Aku mengernyit sejenak. Rusak sudah segala kemewahanku karena teriakan Vera ini.

"Paan?"

"Kita kapan double date, HUEEE!"

Aku tertawa mendengar rengekan Vera. Seberapa manja apa pun dia, tetap aku tidak bisa merasa jijik.

"Nanti, ya. Tunggu Nathan peka."

"Serius, Nathan?" tanya Vera excited. "Katanya kemarin lebih suka Rega."

Aku mendengus, berusaha menangkal badmood yang hendak menyeruak masuk. "Lo lupa kalo dia udah punya pacar?"

Vera terkikik.

"Tapi, Ren. Lo sebenernya pengen gak sih, pacaran? Kan gue gak ngerti gitu, gue maksa gini lo terpaksa apa gak. Maklum, gak peka."

Aku menggerak-gerakkan hair dryer di tanganku untuk meraih bagian rambut yang basah sambil berpikir.

"Emm," gumamku. "Entahlah. Kayak separo iya, separo nggak."

"Kenapa iya? Kenapa nggak?"

"Iya, karena iri lihat lo sama Tora dan gak mau kalian ejek terus. Gak, karena mager."

"Serius, Ren!"

Aku tergelak.

"Apa, ya?" tanyaku kepada diriku sendiri. "Iya, karena gue pengen tau aja rasanya pacaran beneran. Lo tau, empat tahun lalu itu gak termasuk itungan pacaran."

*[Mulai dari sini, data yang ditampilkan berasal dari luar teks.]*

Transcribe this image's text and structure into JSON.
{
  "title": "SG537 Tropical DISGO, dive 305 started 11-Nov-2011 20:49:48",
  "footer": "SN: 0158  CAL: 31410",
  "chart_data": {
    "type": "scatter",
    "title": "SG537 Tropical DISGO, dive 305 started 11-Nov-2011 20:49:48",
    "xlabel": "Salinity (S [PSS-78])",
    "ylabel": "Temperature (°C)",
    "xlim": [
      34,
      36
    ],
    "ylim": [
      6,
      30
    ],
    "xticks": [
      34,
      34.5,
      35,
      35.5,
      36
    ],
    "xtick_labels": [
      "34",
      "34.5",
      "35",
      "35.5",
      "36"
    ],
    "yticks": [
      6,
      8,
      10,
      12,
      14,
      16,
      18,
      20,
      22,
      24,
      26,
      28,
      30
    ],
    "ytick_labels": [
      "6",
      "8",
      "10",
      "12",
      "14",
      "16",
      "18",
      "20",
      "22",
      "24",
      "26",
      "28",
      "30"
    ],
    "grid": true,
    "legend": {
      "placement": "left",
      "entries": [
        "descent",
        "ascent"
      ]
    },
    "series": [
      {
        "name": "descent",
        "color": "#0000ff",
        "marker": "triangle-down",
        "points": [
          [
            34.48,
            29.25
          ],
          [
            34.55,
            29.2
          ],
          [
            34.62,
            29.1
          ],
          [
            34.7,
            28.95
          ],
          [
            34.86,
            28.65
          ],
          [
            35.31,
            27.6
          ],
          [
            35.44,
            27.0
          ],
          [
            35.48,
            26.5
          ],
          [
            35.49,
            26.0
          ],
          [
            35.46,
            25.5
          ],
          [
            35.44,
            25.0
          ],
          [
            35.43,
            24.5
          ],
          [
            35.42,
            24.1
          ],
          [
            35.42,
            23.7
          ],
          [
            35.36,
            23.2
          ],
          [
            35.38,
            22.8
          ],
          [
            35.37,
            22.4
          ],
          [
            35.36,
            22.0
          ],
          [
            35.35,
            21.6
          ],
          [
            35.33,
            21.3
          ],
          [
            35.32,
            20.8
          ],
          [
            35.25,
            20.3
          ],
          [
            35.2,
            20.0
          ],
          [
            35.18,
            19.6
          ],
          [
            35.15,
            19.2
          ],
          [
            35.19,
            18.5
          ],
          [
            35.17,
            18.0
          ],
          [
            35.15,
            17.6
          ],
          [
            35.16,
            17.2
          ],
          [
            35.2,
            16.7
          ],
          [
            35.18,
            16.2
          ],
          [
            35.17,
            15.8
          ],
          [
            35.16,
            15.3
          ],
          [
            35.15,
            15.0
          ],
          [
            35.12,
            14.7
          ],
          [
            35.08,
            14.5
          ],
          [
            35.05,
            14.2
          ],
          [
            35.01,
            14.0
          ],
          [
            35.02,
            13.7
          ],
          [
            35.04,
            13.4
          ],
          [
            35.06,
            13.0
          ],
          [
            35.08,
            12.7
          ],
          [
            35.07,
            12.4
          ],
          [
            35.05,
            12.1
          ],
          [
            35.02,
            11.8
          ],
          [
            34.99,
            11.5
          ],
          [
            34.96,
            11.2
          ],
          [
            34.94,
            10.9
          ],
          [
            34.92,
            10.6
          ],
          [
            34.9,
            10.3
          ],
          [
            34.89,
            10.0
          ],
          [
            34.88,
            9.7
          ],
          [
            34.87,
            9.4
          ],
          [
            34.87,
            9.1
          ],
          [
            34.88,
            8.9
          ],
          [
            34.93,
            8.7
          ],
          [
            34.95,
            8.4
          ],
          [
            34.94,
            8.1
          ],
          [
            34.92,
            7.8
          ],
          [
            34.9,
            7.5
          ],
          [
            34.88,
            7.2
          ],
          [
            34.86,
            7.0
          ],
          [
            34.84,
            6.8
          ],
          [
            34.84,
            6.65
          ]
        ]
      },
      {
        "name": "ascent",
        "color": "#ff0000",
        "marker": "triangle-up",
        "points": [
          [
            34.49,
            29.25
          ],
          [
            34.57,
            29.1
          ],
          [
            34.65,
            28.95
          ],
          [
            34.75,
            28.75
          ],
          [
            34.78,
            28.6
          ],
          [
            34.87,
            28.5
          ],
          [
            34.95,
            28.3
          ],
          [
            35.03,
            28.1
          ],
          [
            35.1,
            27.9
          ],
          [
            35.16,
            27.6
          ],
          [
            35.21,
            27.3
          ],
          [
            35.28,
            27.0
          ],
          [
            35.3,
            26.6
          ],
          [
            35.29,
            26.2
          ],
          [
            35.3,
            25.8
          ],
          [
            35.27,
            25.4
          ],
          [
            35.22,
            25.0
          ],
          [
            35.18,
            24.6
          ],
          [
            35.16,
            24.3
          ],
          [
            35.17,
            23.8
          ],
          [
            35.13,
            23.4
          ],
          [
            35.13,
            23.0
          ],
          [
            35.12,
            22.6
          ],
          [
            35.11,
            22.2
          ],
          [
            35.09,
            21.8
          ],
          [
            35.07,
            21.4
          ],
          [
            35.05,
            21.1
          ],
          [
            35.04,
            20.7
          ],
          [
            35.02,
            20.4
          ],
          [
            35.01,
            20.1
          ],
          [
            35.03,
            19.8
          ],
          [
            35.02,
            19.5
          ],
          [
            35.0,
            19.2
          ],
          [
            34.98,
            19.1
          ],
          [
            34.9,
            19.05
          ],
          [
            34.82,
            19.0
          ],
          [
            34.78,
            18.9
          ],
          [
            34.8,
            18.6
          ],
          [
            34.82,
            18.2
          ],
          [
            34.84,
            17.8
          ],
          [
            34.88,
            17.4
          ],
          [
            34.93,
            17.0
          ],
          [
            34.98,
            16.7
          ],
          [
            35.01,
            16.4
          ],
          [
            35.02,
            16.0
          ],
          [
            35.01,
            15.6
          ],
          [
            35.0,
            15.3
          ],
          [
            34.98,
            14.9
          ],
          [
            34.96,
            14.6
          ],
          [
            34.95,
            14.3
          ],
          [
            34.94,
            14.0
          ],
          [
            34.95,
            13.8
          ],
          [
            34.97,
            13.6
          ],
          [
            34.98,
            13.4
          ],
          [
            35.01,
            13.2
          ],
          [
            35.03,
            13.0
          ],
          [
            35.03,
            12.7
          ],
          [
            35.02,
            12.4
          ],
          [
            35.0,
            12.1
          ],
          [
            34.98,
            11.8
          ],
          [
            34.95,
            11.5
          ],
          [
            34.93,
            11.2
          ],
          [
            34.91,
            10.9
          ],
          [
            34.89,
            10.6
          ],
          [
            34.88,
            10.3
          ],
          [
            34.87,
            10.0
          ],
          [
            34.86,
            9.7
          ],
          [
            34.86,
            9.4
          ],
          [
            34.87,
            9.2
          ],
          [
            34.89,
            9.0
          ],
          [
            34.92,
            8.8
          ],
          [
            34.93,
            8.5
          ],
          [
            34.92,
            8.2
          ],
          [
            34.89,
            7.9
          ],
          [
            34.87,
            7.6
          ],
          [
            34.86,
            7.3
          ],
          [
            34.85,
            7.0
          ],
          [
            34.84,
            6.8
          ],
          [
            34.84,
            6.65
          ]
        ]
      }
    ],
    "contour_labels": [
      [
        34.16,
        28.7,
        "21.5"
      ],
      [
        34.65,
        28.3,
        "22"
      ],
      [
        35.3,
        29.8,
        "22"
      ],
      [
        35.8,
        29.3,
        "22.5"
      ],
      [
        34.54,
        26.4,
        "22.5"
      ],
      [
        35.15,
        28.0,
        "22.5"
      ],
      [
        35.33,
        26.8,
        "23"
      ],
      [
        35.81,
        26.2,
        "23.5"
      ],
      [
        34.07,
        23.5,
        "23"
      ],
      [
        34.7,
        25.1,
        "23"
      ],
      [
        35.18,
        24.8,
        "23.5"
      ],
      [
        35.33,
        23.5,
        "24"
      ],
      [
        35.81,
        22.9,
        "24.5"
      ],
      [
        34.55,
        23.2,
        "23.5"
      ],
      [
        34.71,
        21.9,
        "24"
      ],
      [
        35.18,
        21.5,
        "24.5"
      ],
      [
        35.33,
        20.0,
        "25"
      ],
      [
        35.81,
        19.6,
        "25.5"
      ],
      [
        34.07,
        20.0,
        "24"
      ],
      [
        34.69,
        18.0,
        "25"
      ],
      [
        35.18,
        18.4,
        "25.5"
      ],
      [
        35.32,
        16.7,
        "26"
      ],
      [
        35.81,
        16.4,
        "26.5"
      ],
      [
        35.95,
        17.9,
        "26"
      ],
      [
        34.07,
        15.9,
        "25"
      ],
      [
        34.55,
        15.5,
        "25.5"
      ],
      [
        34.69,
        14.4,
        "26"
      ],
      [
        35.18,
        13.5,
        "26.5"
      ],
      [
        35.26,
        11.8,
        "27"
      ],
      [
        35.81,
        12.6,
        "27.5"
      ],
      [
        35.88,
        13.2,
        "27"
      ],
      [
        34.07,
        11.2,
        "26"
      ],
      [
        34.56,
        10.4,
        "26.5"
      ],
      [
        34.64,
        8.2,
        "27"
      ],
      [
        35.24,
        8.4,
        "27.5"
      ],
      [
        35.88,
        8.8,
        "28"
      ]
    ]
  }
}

Vera tertawa terbahak-bahak. Pasti, setiap kali aku mengungkit sendiri kisah cinta terakhirku.

"Gak, karena gue rasa gue belum siap. Ya, gue takutnya hubungan itu cuma berakhir main-main aja karena gak ada komitmen yang kuat."

"Wih," ucap Vera tampak terpukau. "Lo jangan kayak gini, Ren. Bikin gue pengen nampol."

Aku berdecak membuat Vera tertawa.

"Asal lo cinta, komitmen pasti terjaga."

"Nyenyenye," cibirku. Vera kembali tertawa.

"Eh ini btw, dari tadi berisik banget. Lo lagi di jalan, ya? Mau ke mana?"

"Ini hair dryer."

"Yaelah, matiin dulu kek. Susah mau ngomong kudu teriak-teriak."

"Justru itu, biar lo capek terus cepet udahan teleponnya," jawabku terus terang. Vera bertepuk tangan di seberang, memuji ide brilianku.

"Ada tugas fisika, Ren. Pap dong, hehe."

"Aduh, kamera gue lagi rusak, Ver. Lagi diservis di bengkel," godaku.

"Gak lucu."

Aku tertawa mendengar responnya.

"Ntar gue fotoin, gue juga belom ngerjain."

"Oke, makasih! Besok gue traktir!"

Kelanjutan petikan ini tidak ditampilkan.